We will first see a solution to Challenge 1 which does not use the any() function. We first obtain a logical vector describing which element of gapminder$year is equal to 2002:

gapminder[(gapminder$year == 2002),]

Then, we count the number of rows of the data.frame gapminder that correspond to the 2002:

rows2002_number <- nrow(gapminder[(gapminder$year == 2002),])

The presence of any record for the year 2002 is equivalent to the request that rows2002_number is one or more:

rows2002_number >= 1

Putting all together, we obtain:

if(nrow(gapminder[(gapminder$year == 2002),]) >= 1){
   print("Record(s) for the year 2002 found.")
}

All this can be done more quickly with any(). The logical condition can be expressed as:

if(any(gapminder$year == 2002)){
   print("Record(s) for the year 2002 found.")
}

Did anyone get a warning message like this?

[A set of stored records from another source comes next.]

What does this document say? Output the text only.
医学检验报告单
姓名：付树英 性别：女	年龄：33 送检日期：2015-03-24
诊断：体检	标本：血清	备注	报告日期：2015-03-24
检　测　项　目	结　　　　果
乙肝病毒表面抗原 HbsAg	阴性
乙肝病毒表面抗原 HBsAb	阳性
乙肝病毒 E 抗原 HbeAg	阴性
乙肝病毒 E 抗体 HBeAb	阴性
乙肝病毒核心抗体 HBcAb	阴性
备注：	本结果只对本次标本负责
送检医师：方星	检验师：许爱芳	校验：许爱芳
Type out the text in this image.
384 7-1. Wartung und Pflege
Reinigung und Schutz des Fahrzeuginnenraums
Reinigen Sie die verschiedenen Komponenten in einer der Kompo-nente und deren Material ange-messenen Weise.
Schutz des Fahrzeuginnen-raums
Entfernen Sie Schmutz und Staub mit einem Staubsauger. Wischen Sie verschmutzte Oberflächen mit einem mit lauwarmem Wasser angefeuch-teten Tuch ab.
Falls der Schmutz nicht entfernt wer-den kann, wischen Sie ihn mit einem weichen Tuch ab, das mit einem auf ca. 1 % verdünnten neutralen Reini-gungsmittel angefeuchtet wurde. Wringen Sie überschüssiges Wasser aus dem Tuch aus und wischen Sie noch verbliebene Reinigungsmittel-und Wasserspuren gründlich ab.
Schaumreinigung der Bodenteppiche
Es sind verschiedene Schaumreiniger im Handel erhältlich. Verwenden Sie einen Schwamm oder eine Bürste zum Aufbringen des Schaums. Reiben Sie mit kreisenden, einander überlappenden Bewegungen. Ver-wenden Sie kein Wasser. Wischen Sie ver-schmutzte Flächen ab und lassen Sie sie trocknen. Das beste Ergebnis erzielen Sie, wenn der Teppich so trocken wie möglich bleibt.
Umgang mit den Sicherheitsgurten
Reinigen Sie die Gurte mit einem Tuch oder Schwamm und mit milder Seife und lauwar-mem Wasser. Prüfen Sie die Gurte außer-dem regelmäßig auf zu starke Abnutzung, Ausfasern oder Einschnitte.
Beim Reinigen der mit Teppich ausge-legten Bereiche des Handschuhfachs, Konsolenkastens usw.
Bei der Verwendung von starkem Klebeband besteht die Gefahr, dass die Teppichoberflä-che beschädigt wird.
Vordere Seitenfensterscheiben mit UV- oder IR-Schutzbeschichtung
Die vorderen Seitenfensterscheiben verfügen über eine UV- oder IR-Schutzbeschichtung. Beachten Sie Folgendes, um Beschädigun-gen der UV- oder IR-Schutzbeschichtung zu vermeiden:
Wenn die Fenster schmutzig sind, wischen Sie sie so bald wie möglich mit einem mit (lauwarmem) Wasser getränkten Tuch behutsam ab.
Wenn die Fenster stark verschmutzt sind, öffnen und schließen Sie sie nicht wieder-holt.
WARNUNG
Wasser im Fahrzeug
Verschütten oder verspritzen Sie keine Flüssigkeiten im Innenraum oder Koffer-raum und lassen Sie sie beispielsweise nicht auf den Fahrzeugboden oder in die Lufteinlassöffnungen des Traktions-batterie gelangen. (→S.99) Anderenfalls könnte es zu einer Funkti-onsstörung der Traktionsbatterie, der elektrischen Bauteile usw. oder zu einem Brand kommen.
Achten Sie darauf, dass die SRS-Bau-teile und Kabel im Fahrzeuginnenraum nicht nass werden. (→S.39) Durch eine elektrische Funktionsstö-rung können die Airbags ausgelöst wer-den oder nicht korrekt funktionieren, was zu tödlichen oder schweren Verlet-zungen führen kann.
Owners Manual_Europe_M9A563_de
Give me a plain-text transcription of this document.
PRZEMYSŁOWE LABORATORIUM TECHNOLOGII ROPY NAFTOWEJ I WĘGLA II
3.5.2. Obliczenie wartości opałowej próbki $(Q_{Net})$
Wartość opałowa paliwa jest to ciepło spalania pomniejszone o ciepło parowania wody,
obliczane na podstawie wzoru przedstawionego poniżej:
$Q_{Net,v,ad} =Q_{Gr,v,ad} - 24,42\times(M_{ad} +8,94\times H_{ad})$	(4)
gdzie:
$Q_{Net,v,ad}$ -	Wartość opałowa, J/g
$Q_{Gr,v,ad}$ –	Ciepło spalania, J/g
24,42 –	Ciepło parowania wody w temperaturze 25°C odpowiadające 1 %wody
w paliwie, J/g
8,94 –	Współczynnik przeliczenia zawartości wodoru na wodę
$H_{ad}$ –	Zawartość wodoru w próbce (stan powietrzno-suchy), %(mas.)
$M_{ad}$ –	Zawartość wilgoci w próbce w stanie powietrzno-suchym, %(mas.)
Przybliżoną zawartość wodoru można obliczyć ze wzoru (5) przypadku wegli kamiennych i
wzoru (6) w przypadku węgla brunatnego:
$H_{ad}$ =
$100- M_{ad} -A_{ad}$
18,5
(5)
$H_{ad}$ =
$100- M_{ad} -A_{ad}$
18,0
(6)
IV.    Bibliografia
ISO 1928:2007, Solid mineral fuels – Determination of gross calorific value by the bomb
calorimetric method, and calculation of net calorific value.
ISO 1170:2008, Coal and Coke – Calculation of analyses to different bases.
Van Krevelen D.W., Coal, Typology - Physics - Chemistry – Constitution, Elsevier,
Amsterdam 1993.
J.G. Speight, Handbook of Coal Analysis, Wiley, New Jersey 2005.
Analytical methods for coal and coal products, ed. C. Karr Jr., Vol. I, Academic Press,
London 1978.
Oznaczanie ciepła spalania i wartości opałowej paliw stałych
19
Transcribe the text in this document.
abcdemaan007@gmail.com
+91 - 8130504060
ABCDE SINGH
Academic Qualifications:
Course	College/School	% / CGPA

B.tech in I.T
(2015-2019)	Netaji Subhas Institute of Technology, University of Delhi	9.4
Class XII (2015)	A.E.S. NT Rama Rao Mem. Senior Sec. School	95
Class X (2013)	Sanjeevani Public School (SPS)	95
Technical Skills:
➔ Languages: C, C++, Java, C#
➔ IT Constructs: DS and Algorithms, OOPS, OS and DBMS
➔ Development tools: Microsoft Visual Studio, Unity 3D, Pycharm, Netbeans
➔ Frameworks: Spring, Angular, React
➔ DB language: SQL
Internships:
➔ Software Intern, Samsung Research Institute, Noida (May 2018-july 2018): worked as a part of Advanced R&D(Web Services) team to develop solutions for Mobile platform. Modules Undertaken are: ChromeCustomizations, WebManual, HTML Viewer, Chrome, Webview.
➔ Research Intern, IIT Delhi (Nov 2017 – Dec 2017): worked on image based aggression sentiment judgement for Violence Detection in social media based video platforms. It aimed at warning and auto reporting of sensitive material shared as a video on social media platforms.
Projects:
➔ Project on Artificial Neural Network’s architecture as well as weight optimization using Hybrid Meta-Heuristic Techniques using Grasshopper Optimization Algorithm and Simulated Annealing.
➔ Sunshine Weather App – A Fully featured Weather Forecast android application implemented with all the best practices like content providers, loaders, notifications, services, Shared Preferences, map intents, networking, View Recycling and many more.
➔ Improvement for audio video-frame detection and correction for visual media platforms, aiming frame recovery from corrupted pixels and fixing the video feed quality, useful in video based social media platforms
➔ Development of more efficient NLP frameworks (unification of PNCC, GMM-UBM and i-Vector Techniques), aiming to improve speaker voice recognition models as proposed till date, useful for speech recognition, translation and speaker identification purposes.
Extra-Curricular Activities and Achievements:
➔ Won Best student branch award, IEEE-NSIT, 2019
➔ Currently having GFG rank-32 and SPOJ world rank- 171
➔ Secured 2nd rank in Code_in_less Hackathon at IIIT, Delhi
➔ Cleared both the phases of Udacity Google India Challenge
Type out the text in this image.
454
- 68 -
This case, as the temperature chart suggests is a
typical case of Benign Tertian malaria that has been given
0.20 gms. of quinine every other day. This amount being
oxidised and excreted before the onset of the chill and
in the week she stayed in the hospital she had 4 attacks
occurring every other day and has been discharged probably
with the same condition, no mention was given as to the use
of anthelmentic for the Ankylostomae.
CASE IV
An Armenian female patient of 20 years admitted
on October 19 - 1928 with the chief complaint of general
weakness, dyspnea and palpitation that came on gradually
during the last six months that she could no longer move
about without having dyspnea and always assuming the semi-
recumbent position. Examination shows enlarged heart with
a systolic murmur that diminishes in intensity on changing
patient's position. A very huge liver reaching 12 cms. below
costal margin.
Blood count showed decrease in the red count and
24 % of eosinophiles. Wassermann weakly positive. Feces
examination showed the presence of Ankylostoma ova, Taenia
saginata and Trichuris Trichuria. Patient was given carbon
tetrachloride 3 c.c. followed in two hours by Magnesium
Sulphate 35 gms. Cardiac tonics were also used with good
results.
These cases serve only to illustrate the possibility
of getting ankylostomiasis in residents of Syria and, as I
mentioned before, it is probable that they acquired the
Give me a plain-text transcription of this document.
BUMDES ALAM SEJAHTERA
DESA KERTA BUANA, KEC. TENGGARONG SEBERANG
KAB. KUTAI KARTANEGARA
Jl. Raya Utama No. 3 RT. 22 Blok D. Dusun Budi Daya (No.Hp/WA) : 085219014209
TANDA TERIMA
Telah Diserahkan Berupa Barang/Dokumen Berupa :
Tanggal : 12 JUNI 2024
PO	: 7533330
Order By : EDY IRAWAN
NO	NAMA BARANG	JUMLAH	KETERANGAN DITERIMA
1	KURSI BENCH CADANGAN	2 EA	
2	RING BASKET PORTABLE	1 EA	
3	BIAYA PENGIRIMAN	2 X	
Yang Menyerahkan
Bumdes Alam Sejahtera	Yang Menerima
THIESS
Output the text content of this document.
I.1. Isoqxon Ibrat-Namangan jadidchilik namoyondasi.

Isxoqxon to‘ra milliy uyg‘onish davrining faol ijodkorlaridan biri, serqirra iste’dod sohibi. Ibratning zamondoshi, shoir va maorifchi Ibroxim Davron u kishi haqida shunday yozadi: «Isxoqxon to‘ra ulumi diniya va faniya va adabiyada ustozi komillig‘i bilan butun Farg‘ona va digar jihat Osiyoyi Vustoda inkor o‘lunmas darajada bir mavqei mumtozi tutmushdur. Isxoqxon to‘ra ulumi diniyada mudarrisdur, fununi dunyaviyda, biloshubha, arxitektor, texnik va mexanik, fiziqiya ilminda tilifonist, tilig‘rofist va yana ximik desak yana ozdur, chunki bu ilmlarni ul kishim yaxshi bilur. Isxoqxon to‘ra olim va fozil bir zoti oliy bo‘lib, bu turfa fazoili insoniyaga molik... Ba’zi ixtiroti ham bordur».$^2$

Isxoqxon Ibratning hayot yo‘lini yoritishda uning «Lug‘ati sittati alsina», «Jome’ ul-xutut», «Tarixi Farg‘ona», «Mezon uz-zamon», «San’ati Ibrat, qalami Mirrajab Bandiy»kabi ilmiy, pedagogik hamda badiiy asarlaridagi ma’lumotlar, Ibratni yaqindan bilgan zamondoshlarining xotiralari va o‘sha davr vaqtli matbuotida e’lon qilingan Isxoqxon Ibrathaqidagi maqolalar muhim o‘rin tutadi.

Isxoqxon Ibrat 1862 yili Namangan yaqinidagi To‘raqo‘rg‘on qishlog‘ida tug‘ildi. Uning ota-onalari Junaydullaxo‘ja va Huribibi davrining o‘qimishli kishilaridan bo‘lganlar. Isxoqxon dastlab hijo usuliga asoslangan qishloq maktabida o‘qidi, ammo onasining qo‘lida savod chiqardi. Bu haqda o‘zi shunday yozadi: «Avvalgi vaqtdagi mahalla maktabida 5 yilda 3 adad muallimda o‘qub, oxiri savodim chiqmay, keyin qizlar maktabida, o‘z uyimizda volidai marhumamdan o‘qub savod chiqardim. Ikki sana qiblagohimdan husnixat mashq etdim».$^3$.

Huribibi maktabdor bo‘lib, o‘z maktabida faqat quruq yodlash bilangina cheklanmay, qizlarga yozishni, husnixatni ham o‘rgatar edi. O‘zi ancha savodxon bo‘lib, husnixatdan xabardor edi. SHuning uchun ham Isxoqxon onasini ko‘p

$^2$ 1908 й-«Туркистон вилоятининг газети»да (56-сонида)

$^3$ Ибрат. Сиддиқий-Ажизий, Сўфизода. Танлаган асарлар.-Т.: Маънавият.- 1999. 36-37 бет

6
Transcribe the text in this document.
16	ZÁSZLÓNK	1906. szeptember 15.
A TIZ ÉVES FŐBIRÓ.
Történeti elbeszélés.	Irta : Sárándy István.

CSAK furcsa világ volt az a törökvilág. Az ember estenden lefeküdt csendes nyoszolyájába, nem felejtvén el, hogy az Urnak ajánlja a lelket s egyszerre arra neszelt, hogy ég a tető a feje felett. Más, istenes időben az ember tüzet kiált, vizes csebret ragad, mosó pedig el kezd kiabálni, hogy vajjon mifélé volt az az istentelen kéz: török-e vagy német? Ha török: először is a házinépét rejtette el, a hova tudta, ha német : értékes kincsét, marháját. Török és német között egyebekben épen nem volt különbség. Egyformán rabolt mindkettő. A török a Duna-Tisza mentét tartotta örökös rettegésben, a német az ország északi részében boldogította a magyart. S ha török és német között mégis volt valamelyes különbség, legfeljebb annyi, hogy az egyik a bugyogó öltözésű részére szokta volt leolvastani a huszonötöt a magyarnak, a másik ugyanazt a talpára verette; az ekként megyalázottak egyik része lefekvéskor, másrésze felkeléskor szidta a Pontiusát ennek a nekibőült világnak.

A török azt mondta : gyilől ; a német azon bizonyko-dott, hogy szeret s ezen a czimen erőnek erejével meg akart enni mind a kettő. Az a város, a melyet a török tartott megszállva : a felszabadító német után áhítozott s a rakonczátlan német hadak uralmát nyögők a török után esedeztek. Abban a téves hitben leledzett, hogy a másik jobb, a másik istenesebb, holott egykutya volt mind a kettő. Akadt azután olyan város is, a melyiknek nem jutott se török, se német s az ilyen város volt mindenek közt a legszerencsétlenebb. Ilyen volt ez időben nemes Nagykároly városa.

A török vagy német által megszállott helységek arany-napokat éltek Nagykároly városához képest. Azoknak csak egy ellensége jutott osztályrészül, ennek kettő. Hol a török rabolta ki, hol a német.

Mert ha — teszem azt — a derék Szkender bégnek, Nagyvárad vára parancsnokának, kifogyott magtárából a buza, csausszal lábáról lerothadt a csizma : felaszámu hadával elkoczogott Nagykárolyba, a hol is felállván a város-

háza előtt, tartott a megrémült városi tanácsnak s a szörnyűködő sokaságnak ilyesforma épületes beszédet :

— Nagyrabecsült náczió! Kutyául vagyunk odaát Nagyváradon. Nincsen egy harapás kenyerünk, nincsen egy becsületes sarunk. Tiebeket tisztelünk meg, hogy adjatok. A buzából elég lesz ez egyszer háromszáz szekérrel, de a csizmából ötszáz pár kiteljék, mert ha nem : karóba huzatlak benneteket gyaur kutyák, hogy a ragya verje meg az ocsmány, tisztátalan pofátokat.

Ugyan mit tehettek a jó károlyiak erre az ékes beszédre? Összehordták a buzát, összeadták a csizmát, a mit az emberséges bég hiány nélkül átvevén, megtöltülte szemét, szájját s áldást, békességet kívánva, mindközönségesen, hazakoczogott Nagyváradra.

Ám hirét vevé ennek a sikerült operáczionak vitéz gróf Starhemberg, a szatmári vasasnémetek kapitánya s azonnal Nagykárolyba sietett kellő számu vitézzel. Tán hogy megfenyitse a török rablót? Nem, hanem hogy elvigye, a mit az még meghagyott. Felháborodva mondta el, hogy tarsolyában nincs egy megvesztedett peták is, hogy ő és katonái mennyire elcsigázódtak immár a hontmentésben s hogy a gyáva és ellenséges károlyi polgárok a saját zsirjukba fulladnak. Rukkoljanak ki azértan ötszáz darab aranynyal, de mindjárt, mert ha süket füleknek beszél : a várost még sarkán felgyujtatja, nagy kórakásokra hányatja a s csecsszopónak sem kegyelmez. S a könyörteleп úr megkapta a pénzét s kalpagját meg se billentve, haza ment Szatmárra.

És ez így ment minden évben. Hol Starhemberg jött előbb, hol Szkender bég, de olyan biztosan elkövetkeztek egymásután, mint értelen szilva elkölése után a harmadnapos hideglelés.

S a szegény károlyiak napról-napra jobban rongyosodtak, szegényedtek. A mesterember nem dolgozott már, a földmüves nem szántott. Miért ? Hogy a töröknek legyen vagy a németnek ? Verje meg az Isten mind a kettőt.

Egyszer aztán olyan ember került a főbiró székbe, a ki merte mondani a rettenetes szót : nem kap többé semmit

Warning in if (gapminder$year == 2012) {: the condition has length > 1 and
only the first element will be used

If your condition evaluates to a vector with more than one logical element, the function if() will still run, but will only evaluate the condition in the first element. Here you need to make sure your condition is of length 1.

Tip: any() and all()

The any() function will return TRUE if at least one TRUE value is found within a vector, otherwise it will return FALSE. This can be used in a similar way to the %in% operator. The function all(), as the name suggests, will only return TRUE if all values in the vector are TRUE.

Repeating operations

If you want to iterate over a set of values, when the order of iteration is important, and perform the same operation on each, a for() loop will do the job. We saw for() loops in the shell lessons earlier. This is the most flexible of looping operations, but therefore also the hardest to use correctly. Avoid using for() loops unless the order of iteration is important: i.e. the calculation at each iteration depends on the results of previous iterations.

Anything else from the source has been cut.